If you are/were given opportunities for regular contacts with your child, would you make an effort to celebrate special occasions such as birthdays with your child?
Would you give them a gift, even a small inexpensive gift or even just a card?

If you were adopted or spent time in care, would you have liked your natural parents to celebrate your birthday with you when/if you had contact with them?
Additional Details
Just to clarify: If you did have contact with your parents/child during special occasions such as birthdays, would you have liked to celebrate/have them celebrated?
How would you feel if your birthday was ignored by your natural parents?


    




realmom lese
As a natural mother that was promised open adoption, I was supposed to be part of my child's celebrations. It was promised to me, and something I very much wanted to be a part of. Unfortunately, I believed that open adoptions were legal. The adoptive parents closed the adoption as soon as the contract was signed. I never had any openness, and it literally broke me inside.

If I had the opportunity to celebrate the milestones in my childs life, I would have actively participated and been honored to do so.


ask & I will answer
Rating
I'm adopted, and I love my adopted family, I relize that it is best this way, because i'm in a better home, but I see my real parents at christmas and my birthday and I love it, & kinda reasures me that they do love me, and that they're sorry they couldn't have me as a child, and i've got to know my real parents, and I love them to death.

so the answer is yes, i love celebrating my birthday with my real paretns!


kateiskate
As an adoptee I would have treasured being able to be able to spend my birthday with the person who gave me life.

I still would. That would mean more to me than any gift I could ever be given.


Randy B
For me, I had my parents there for my on birthdays and such. They were the parents that adopted me but they were and are my parents. As for anyone else, I never had them there, never missed them being there so I doubt it would have made a difference for me.


cantstopLinnyG
Rating
I would have loved having them there to celebrate with me. It would have been really nice to share my special occasions with ALL of my family together.

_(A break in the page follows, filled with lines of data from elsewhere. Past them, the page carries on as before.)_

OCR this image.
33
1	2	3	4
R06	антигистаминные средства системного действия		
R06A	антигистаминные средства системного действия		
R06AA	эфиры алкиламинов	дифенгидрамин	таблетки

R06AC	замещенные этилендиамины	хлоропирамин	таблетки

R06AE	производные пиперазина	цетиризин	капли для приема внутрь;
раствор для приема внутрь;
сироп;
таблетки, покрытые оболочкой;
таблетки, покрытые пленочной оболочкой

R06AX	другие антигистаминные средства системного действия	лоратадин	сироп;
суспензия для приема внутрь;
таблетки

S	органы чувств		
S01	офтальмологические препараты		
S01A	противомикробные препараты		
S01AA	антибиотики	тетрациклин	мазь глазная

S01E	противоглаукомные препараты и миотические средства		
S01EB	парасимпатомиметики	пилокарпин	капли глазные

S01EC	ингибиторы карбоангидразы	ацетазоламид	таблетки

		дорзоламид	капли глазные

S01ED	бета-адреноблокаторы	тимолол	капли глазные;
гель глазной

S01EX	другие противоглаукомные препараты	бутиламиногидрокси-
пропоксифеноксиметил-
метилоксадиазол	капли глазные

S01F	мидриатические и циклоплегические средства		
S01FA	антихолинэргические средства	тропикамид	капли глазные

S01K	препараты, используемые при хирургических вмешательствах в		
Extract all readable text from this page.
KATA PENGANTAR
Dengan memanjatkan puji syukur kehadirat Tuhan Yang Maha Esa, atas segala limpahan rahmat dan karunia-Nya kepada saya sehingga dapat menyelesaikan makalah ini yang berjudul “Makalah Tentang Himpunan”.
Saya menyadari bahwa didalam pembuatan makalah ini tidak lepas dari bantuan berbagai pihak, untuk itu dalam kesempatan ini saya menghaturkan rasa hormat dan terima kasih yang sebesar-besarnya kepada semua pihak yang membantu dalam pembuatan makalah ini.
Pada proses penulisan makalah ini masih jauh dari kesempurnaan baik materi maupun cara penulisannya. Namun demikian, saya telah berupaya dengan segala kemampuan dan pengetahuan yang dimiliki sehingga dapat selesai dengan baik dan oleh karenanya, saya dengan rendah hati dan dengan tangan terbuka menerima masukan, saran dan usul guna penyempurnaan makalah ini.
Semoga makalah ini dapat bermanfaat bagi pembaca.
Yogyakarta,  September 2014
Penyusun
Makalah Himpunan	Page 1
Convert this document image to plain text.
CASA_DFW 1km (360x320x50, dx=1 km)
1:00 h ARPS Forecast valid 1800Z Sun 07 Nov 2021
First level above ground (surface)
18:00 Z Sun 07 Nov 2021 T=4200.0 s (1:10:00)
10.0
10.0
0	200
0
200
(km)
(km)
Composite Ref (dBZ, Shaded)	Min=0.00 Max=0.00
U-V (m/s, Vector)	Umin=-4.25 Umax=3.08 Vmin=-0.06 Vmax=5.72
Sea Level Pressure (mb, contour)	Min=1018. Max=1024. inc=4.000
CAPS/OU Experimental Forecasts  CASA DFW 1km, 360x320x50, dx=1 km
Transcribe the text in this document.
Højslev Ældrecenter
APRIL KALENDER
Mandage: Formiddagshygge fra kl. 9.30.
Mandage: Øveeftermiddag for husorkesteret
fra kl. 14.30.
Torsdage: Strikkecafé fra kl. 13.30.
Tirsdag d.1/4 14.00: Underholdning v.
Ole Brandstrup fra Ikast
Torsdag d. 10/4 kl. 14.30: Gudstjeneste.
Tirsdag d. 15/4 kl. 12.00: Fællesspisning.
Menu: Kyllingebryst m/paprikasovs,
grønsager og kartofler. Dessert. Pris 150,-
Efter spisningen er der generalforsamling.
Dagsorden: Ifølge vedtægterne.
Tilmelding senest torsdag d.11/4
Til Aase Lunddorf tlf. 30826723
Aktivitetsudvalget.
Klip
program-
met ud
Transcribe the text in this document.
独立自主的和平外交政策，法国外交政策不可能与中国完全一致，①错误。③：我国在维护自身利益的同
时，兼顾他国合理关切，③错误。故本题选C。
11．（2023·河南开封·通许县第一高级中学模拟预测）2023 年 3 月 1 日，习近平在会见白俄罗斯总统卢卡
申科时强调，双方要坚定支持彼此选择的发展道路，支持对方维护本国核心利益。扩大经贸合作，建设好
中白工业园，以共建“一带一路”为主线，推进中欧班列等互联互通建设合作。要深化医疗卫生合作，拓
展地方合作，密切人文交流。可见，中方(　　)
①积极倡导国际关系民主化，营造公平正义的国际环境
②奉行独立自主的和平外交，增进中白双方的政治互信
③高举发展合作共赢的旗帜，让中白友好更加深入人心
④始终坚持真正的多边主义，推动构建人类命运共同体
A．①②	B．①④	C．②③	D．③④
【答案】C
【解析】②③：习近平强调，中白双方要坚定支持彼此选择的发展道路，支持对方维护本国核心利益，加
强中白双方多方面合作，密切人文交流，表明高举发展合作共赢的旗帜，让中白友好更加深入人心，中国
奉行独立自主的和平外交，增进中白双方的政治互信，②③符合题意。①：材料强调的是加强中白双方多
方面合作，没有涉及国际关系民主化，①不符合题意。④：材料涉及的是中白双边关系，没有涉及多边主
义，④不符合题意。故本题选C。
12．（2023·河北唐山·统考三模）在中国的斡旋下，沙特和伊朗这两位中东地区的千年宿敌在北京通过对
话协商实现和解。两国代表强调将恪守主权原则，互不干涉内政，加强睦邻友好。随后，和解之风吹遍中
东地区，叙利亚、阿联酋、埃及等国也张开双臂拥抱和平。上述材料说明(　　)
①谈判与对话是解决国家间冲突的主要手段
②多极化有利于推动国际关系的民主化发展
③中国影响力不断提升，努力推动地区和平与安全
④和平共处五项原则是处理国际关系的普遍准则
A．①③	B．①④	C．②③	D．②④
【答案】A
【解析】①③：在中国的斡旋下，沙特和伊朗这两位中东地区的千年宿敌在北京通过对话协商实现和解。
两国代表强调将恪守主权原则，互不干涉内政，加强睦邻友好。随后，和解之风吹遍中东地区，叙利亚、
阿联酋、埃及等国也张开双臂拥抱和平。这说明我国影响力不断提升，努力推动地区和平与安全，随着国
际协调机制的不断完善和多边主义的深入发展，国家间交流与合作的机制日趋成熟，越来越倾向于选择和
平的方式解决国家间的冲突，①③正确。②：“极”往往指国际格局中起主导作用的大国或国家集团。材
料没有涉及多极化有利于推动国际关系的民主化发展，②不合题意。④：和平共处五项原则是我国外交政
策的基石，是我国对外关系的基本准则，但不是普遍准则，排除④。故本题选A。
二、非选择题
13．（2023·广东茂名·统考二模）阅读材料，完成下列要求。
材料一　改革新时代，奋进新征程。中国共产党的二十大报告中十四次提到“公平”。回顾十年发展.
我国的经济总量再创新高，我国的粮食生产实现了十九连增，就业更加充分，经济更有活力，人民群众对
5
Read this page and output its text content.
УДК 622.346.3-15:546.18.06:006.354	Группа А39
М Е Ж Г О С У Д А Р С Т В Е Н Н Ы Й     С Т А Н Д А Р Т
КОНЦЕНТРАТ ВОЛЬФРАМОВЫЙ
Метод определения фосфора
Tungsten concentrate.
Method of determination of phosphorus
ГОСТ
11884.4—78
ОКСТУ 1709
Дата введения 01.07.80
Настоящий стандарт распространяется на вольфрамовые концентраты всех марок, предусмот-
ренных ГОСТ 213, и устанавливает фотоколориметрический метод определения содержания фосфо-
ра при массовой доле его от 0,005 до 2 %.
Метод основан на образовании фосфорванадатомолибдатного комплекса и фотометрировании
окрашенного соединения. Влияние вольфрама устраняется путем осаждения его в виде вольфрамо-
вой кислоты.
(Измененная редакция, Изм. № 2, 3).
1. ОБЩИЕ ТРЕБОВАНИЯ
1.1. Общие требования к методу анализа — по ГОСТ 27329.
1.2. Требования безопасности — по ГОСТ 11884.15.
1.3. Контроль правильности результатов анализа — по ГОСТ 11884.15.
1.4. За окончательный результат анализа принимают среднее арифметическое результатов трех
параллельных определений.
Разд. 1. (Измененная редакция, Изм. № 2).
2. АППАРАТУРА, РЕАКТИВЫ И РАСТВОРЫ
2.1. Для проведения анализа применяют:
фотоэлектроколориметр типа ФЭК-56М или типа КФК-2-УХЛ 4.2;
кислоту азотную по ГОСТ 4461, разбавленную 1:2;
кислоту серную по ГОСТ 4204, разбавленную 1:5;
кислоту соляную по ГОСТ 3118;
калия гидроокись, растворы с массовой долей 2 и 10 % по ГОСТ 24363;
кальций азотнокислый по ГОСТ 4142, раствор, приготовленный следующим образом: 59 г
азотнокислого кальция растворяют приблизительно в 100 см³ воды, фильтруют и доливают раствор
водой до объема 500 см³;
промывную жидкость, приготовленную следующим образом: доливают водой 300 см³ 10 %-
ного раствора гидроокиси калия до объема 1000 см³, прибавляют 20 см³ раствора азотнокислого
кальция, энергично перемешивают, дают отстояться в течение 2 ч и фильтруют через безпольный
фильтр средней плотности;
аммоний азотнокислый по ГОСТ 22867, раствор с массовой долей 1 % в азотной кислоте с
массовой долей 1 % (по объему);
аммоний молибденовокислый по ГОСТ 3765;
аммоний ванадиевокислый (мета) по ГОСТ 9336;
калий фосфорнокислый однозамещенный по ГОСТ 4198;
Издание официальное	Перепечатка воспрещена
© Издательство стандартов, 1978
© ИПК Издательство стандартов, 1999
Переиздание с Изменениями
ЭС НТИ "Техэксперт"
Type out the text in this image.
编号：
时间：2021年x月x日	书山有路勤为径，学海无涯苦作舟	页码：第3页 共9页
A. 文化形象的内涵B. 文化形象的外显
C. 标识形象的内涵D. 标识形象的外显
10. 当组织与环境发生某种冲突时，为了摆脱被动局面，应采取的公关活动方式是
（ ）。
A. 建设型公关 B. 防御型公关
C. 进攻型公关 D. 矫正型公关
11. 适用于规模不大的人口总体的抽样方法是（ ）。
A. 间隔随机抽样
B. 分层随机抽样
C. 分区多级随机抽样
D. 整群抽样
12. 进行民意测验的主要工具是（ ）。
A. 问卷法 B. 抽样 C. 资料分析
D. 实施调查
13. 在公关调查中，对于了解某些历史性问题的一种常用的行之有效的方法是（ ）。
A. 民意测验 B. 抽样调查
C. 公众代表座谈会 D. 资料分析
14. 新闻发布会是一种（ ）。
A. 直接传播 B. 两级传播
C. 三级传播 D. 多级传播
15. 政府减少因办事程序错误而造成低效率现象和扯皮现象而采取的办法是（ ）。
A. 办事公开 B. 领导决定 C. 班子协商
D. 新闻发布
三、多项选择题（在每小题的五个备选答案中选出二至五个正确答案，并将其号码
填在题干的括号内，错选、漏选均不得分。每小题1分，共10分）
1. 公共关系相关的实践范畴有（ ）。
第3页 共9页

Being an adoptee from the closed BSE, I felt like my birthday WAS ignored by my natural parents. I now know that was not the case.


Leah
Rating
I have never met my parents and I don't know who they are. I would have loved it if I could have had contact with them, even if it was something small like birthdays etc. But I'm afraid to find them, because I'm afraid they won't love me.


Sly
I have done a lot of thinking about this, since my son was lost to adoption during the EMS/BSE and the concept of being around the periphery of his life growing up was so foreign to me that I couldn't quite get a grip on it. I can only equate it to non-custodial fathers. They want to be involved in all aspects of their children's lives, but as time goes by, and the children live with another man who fills their shoes, it is increasingly painful to watch and only be around and involved on the odd weekend. It is less painful to just sort of ease on out, I think. I cannot imagine the pain of a mother who is involved in a detached way with her child, watching it grow from the outside, seeing another woman taking her place. To me that seems the most exquisite form of torture imaginable. I can not imagine being in that position. I don't think that I could endure it. Trying to imagine myself in that place is just too painful.


Maureen
Rating
My sister adopted all of her children. She invited their birthparents to join in on family celebrations. Two of the birthmothers did attend birthday parties, graduations, first communions, etc. One of them attended so often that she almost felt like one of the extended family. I don't know whether they brought gifts or not...

The third child, the one who's birthparents did not want to be involved, went through some hard times dealing with that. She's an adult, now and, I think, has come to accept her birthparents for who they are, faults and all, and has come to simply appreciate the good that is in her life. But, I don't doubt that she still feels a little rejected from time to time.